Über die sagenhafte Saison von Norwich City und Daniel Farke

»Du musst Spiele gewinnen«


Bild: Harry Mitchell

Norwich, das ganz im Osten Englands liegt, hat nur etwa 200 000 Einwohner. Trotzdem sehen sich die Menschen hier auf Augenhöhe mit den Metropolen. Im Mittelalter war der Ort neben London die wichtigste Stadt des Landes. Wegen der Nähe zum Meer florierte der Handel mit den kontinentalen Nachbarn, bis zur industriellen Revolution vor allem mit Textilien. So erklärt sich auch der berühmte Spitzname des Vereins – die Canaries, Kanarienvögel. Das kommt nicht von den bunten, grün-gelben Trikots, sondern geht auf flämische Weber zurück, die im 16. Jahrhundert einwanderten und ihr Wappentier mitbrachten. Seither werden in der Gegend Kanarienvögel gezüchtet. Die Rasse, die man im Wappen von City sieht, heißt sogar »Norwich«. Und bis 1935 spielte der Klub in einem Stadion, das man »das Nest« nannte.

Die heutige Spielstätte liegt am Rande der Innenstadt, die geprägt ist von Kathedralen und Kirchen, dem Norwich Castle und einem Marktplatz, der einer der ältesten und sicher auch schönsten in Großbritannien ist. Auch die 20 000 Studierenden unter den Einwohnern wissen das zu schätzen, wobei viele nach ihrer Unizeit das lebenswerte Norwich nicht verlassen und der Stadt eine gewisse Jugendlichkeit verleihen. Ansonsten ist hier vieles von Tradition aufgeladen, selbst die Anfeuerung durch die Zuschauer hat eine historische Note. Denn ihr Song »On the Ball, City« soll der älteste Fußballfangesang sein, der heute noch benutzt wird. Das Lied ist sogar älter als der 1902 gegründete Verein, denn es wurde in ähnlicher Form schon in den 1890er Jahren bei Fußballspielen in Norwich geschmettert.

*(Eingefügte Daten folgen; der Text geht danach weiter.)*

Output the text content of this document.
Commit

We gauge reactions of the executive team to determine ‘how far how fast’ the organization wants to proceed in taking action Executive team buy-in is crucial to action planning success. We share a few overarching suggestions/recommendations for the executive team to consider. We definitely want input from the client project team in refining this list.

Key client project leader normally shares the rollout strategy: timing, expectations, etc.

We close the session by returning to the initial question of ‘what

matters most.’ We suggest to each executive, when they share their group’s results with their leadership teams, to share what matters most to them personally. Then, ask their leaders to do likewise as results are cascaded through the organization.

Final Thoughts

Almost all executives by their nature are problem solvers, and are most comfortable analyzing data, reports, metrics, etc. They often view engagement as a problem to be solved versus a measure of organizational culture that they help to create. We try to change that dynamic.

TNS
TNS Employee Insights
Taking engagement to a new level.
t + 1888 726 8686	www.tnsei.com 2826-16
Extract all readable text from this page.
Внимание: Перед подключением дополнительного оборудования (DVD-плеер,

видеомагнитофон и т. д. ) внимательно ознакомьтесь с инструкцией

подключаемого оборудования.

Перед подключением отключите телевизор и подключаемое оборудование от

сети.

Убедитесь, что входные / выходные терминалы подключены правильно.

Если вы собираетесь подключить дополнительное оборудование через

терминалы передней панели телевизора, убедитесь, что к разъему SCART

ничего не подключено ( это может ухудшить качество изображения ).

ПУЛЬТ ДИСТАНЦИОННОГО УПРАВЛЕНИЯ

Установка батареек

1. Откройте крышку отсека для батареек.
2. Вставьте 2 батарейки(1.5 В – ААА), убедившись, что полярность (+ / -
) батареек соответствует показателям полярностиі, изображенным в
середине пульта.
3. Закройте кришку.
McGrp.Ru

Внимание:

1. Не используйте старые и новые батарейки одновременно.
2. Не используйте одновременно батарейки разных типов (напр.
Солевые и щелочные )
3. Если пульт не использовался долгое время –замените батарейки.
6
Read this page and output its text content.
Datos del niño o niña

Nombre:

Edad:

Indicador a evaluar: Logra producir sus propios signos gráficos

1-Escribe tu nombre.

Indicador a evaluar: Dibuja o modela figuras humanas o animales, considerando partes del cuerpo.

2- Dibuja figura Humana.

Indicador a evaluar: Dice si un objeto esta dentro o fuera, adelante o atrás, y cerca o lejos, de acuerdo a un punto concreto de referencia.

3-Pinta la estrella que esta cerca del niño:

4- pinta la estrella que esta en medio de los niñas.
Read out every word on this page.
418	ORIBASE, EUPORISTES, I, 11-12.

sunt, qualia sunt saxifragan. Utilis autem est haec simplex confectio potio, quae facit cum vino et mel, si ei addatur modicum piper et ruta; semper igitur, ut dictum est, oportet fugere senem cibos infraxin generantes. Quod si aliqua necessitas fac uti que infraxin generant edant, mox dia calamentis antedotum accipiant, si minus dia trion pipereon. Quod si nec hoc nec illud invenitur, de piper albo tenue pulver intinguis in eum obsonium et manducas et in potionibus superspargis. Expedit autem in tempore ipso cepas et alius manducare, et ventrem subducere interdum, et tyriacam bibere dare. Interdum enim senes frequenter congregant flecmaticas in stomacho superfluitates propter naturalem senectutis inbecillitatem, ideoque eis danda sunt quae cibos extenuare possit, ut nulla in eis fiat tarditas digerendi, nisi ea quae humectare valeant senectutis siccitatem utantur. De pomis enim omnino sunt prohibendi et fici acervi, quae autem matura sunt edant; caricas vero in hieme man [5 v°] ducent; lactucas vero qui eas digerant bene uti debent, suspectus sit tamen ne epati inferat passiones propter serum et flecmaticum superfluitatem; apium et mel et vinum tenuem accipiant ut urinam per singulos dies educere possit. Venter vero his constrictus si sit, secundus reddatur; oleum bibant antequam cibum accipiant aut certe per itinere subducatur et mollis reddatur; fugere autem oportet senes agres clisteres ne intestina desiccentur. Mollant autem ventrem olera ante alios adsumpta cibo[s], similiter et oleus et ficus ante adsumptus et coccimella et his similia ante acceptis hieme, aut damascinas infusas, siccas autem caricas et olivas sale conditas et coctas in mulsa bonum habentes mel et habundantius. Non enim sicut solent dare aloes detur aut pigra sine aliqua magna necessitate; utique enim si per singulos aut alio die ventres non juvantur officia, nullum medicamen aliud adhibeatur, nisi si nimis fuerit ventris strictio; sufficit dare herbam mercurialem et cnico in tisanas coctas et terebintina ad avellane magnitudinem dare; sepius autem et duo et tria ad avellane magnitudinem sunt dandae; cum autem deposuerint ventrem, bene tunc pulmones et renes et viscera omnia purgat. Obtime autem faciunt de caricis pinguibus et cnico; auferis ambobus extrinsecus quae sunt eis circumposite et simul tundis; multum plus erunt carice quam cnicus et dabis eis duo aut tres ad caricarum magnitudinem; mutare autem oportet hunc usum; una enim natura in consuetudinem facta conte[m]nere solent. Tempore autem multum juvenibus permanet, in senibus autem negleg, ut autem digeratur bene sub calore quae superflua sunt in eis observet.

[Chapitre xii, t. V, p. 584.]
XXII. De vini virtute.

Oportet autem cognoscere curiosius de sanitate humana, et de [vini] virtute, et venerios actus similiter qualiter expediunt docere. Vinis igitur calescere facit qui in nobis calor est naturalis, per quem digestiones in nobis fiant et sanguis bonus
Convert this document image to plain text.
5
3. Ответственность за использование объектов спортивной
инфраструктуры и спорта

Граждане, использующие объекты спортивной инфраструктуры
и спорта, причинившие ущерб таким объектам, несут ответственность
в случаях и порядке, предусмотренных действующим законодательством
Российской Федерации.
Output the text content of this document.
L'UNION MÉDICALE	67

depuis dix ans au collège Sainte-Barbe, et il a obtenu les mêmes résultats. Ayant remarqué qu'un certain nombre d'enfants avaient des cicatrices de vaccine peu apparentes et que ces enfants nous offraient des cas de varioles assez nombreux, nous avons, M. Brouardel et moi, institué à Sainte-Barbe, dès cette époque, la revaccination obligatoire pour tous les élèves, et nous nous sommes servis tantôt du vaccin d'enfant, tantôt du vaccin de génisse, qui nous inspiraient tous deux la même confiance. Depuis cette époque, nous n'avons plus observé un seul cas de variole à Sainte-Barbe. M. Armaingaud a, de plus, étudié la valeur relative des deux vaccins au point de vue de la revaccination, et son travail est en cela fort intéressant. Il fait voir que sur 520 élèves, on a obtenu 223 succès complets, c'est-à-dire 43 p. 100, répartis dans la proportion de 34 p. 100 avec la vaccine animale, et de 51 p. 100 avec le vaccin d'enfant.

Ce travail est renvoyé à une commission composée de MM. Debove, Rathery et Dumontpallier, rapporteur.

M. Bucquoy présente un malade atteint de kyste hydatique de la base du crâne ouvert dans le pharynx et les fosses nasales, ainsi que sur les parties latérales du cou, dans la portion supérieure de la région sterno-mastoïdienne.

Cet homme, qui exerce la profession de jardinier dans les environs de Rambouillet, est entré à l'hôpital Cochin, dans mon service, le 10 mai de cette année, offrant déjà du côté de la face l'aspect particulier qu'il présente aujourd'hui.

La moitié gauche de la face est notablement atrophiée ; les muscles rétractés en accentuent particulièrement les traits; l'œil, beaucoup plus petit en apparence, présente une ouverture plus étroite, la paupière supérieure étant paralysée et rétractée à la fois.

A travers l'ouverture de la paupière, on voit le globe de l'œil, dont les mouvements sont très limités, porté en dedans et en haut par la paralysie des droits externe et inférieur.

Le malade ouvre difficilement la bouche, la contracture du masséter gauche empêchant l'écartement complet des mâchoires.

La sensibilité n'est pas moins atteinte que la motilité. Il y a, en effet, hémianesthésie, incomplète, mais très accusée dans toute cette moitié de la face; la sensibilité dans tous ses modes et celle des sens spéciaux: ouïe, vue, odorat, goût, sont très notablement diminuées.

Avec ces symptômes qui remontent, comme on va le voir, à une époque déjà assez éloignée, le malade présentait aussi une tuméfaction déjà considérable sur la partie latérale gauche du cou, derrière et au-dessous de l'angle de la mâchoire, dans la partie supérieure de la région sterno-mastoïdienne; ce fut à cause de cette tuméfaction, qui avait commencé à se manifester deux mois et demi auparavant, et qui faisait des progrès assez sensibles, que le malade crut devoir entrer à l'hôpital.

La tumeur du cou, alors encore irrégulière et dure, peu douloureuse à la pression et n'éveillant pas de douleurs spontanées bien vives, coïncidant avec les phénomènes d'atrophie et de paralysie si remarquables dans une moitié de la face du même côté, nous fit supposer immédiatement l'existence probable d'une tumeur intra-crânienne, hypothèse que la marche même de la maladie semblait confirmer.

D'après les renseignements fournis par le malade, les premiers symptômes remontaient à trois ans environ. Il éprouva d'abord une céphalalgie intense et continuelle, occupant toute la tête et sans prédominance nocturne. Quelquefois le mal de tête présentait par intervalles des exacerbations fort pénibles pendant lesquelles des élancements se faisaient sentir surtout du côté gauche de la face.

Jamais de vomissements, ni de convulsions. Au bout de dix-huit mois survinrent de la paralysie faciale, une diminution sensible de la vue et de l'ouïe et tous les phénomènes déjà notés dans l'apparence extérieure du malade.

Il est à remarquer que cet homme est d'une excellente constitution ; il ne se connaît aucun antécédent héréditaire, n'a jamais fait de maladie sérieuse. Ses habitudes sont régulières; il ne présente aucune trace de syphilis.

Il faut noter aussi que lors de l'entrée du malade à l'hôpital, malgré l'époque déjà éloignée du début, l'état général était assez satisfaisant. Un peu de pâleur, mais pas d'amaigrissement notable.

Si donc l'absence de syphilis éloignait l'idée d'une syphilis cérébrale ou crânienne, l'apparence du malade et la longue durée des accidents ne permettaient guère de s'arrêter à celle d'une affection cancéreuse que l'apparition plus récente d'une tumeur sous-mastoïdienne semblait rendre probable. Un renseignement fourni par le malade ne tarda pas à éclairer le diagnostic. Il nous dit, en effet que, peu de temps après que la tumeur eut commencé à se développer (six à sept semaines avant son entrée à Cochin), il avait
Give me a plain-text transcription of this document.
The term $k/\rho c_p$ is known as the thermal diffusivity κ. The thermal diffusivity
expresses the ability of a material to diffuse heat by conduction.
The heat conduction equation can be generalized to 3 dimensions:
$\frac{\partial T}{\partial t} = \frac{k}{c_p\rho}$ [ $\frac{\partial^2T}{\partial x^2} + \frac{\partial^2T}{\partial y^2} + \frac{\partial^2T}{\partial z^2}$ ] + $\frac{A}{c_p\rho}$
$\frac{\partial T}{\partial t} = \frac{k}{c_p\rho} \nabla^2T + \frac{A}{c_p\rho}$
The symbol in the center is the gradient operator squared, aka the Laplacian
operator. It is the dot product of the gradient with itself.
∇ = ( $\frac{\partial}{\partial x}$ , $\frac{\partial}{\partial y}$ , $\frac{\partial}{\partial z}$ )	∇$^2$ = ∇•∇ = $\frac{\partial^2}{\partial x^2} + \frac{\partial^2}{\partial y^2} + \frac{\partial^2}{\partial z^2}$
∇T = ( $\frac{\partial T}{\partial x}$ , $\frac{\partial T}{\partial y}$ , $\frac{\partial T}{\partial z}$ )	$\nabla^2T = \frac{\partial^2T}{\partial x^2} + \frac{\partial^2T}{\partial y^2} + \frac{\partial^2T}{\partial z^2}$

Alle Welt nennt ihn »Kartoffel«

Die Gegenwart ist eher trist. Vor drei Jahren stieg City aus der ersten Liga ab. Das wurde als Betriebsunfall interpretiert, denn hier versteht man sich als Premier-League-Standort. Doch trotz eines erstklassig bezahlten Kaders misslang die sofortige Rückkehr, und auf einmal schien die Championship, die zweite Liga, zum Dauerzustand zu werden. Es musste ein Neuanfang her, erklärt Spud. Der heißt eigentlich David Thornhill, doch alle Welt, sogar seine Frau, spricht ihn mit dem Slangausdruck für »Kartoffel« an. Vielleicht weil Spud ein echter Norwich-Nerd ist, wie sie die Superfans hier nennen. In Deutschland würde man den Postboten wohl als »Allesfahrer« bezeichnen, und so wie die meisten von ihnen lehnt auch Spud die Exzesse des modernen Fußballs ab.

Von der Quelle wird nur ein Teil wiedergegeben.